Brunner nos recuerda que casi nadie se desplaza hoy por Europa a pie en la época fría del año. Eso fue lo que hizo precisamente Werner Herzog entre el 23 de noviembre y el 14 diciembre de 1974, entre Munich y París. Quizá una de las imágenes más memorables del cine de Herzog sea aquella, en Encuentro del fin del mundo (2006), de un pingüino que decide dirigirse hacia el interior, en donde le esperan 5.000 kilómetros de vacío, en donde le espera la muerte segura. ¿Por qué? se pregunta Herzog. La pregunta vibra en el espacio en blanco. El cine de Herzog, en particular sus documentales, son agudos intentos de replantear nuestra percepción sobre la realidad desde ángulos quizá no advertidos. Brunner lo intenta sutilmente. Esas distorsiones de la percepción es el llamado whiteout, cuando el cielo y la tierra parecen confluir debido a una luz que se vuelve del todo difusa bajo el cerrado manto de nubes. Desaparece todo punto de referencia para lo que está arriba o abajo, la noción del espacio se altera y desubica. En esta cultura de la virtualización extrema ¿hemos agudizado de tal modo el desenfoque sobre los efectos y las consecuencias de nuestros actos sobre la realidad, nuestro entorno, que vivimos un whiteout perceptivo? Brunner nos recuerda como las emisiones de dióxido de carbono han modificado los ritmos de las estaciones, con los desajustes consiguientes, lo que implica que no se acompasen los procesos de la floración, las emigraciones de aves o la reaparición de los insectos que polinizan. Las piezas de la naturaleza ya no encajan como debieran. No considera que se pueda equiparar a otra glaciación pero Brunner nos recuerda que los inviernos extremadamente fríos de la década de 1690 supusieron la muerte de millones de personas en toda Europa por falta de alimentos.
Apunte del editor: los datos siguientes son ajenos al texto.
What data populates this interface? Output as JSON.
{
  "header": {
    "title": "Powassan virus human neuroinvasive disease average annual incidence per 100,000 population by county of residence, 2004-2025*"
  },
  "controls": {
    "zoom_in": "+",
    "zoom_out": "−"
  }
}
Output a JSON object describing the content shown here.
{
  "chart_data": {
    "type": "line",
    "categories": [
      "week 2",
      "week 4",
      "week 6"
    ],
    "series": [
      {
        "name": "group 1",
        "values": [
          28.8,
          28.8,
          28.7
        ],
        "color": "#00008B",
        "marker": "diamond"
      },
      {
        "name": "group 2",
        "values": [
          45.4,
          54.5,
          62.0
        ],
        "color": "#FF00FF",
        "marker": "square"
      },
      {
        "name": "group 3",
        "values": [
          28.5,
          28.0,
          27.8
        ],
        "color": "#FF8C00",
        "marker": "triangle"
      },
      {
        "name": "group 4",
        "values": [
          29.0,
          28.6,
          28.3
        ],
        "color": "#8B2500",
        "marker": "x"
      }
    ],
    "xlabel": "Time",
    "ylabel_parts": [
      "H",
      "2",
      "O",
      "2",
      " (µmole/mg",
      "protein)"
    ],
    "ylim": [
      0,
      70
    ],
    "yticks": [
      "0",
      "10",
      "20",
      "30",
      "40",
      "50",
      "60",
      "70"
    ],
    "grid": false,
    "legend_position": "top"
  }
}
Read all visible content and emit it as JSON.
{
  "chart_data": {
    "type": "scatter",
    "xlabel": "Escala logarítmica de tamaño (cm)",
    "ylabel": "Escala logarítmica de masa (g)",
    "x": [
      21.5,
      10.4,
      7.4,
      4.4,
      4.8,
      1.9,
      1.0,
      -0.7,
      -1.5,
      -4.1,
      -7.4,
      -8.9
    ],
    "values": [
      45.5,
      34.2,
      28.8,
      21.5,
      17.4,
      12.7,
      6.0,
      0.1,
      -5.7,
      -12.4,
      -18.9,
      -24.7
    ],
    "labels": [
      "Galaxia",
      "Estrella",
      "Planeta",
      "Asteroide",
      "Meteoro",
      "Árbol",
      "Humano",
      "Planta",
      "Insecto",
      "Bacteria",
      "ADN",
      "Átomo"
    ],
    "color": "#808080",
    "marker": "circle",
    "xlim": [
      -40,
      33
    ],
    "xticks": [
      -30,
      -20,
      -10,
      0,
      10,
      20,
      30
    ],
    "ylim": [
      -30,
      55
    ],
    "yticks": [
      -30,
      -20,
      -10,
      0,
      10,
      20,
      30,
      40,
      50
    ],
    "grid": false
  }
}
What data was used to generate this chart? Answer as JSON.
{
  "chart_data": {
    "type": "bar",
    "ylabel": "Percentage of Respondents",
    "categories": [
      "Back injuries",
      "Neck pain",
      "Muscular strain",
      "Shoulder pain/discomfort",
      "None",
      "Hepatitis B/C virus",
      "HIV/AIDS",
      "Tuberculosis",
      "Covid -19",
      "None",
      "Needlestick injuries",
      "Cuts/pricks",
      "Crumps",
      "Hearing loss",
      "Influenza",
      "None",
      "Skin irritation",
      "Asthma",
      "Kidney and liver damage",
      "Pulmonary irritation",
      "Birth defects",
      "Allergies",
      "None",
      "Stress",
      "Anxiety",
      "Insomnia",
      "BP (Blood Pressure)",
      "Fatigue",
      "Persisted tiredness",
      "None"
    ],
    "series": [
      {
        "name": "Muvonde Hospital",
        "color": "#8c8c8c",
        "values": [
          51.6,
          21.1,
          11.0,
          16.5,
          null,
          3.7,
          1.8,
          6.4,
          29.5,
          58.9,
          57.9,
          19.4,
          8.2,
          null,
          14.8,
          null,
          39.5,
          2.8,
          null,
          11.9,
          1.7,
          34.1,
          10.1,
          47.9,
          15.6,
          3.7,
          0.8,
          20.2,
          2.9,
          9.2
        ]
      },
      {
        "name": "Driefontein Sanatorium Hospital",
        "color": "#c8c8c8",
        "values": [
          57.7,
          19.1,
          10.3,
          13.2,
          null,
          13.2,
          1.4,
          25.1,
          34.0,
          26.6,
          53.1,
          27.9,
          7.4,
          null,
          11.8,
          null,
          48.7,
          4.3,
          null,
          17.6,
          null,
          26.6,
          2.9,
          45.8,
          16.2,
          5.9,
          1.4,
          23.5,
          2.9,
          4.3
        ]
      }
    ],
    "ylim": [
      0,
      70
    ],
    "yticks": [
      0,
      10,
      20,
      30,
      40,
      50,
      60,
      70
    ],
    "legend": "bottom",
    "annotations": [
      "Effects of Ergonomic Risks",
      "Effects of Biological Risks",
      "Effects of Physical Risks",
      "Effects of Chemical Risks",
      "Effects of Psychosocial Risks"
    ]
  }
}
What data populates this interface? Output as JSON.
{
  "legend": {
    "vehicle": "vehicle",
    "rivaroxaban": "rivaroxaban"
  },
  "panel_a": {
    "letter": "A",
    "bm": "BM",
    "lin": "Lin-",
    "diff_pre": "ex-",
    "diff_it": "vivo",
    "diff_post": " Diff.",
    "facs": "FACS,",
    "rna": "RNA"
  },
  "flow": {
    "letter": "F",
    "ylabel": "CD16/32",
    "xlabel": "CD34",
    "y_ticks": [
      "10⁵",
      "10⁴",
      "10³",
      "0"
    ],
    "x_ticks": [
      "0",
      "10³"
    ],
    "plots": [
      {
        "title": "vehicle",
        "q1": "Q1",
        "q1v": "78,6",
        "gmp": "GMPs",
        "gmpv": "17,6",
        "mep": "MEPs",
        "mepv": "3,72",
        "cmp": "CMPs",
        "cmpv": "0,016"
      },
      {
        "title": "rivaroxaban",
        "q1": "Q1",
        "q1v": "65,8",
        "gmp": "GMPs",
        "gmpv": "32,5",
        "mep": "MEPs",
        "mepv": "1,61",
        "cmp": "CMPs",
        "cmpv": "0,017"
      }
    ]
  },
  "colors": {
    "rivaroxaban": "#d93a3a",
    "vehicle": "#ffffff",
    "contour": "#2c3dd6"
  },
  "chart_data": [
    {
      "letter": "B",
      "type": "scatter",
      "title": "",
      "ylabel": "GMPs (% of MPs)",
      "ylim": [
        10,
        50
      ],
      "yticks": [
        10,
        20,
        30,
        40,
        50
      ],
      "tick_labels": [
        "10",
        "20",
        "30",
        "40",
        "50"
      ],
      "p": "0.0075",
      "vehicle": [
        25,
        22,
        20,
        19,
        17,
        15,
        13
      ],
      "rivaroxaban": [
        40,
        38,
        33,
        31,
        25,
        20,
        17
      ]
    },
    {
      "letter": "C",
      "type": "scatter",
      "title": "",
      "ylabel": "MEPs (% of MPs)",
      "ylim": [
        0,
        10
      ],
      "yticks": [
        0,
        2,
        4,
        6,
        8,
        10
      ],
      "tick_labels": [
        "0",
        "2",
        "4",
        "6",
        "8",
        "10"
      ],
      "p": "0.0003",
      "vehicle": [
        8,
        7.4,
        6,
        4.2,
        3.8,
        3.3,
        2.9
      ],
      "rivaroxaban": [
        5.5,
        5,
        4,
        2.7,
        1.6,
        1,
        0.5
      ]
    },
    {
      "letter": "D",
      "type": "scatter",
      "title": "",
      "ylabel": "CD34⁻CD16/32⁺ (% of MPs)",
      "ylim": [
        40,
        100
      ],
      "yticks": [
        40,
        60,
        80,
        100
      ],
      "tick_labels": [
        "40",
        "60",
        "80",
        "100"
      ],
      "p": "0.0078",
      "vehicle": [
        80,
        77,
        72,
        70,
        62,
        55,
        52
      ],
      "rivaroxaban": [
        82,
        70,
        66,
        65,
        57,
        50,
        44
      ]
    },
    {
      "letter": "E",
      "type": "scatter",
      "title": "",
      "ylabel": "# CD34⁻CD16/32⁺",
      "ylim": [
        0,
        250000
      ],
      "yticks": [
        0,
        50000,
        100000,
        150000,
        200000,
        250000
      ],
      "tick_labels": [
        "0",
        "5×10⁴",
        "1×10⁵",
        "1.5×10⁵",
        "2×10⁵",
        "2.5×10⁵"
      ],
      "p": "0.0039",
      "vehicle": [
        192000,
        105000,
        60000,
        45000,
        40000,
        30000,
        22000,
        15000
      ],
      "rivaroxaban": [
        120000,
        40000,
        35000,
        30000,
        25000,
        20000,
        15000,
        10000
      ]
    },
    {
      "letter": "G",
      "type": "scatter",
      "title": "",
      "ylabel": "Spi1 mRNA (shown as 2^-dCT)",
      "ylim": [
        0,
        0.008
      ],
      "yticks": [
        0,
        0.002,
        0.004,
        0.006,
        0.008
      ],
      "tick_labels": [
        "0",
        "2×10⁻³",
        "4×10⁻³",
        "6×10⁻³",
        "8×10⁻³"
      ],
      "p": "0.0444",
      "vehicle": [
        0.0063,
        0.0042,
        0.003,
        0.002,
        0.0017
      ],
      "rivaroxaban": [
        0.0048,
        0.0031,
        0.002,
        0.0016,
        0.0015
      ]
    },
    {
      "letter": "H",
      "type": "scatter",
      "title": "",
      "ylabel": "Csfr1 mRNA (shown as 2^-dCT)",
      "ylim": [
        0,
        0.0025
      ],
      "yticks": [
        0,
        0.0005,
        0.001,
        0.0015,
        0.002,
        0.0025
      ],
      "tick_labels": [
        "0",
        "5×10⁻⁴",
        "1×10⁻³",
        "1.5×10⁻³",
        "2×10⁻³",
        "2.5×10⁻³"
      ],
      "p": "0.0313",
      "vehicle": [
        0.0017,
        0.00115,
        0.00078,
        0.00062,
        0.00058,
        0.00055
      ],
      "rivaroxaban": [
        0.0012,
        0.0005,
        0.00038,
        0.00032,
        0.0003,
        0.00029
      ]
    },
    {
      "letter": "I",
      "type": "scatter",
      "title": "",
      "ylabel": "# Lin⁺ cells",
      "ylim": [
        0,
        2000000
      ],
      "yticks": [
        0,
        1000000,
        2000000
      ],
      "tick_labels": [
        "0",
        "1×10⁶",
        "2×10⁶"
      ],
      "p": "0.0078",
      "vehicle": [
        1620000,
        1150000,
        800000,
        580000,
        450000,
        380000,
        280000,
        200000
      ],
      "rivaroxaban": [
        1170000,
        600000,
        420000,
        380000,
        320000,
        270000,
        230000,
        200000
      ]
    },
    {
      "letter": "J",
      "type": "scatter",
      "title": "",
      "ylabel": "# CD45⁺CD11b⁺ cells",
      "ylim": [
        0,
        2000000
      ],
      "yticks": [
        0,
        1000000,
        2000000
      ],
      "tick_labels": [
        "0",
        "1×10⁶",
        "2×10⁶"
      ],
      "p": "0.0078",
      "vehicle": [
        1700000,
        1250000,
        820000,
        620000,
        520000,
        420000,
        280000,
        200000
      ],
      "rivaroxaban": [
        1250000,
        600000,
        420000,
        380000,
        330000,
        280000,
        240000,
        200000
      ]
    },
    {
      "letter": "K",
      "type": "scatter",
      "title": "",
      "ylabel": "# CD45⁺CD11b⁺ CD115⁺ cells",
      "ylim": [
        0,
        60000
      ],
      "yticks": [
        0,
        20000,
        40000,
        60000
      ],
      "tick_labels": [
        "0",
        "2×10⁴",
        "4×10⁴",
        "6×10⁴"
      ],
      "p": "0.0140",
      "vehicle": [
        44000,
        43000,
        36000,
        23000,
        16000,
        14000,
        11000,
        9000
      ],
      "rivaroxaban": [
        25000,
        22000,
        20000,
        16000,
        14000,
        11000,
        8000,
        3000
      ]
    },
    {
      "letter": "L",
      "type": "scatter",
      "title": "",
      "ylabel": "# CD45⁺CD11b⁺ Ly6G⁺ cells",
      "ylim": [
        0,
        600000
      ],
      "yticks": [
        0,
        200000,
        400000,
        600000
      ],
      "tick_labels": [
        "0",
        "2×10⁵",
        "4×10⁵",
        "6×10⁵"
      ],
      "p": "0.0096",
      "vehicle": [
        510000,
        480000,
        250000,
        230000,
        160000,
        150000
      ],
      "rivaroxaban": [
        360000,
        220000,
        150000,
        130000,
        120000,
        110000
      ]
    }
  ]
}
Hay un lenguaje que no debería perderse, una vivencia natural que no fuera interferida por la degradación a la que hemos sometido a nuestro entorno medioambiental. Deberíamos poder seguir sintiendo el murmullo del hielo, ese que puede observarse al respirar o hablar en un entorno con temperaturas muy bajas. La respiración se congela y produce un crujido que va a la zaga de lo dicho, como una sombra: algunos creen reconocer en las palabras algo parecido al tintineo de unos cristales. Ese que nos recuerda que vivimos un invierno que no es de nuestro descontento sino la experiencia genuina de los temblores del invierno. Temblores de quien se siente vivo. Esa vivencia que Brunner nos evoca del invierno no debería abocarse a lo museístico. No es cuestión de que emulemos al pingüino. Y Barry fue disecado hace ya mucho tiempo si es que esperamos el rescate en el último minuto.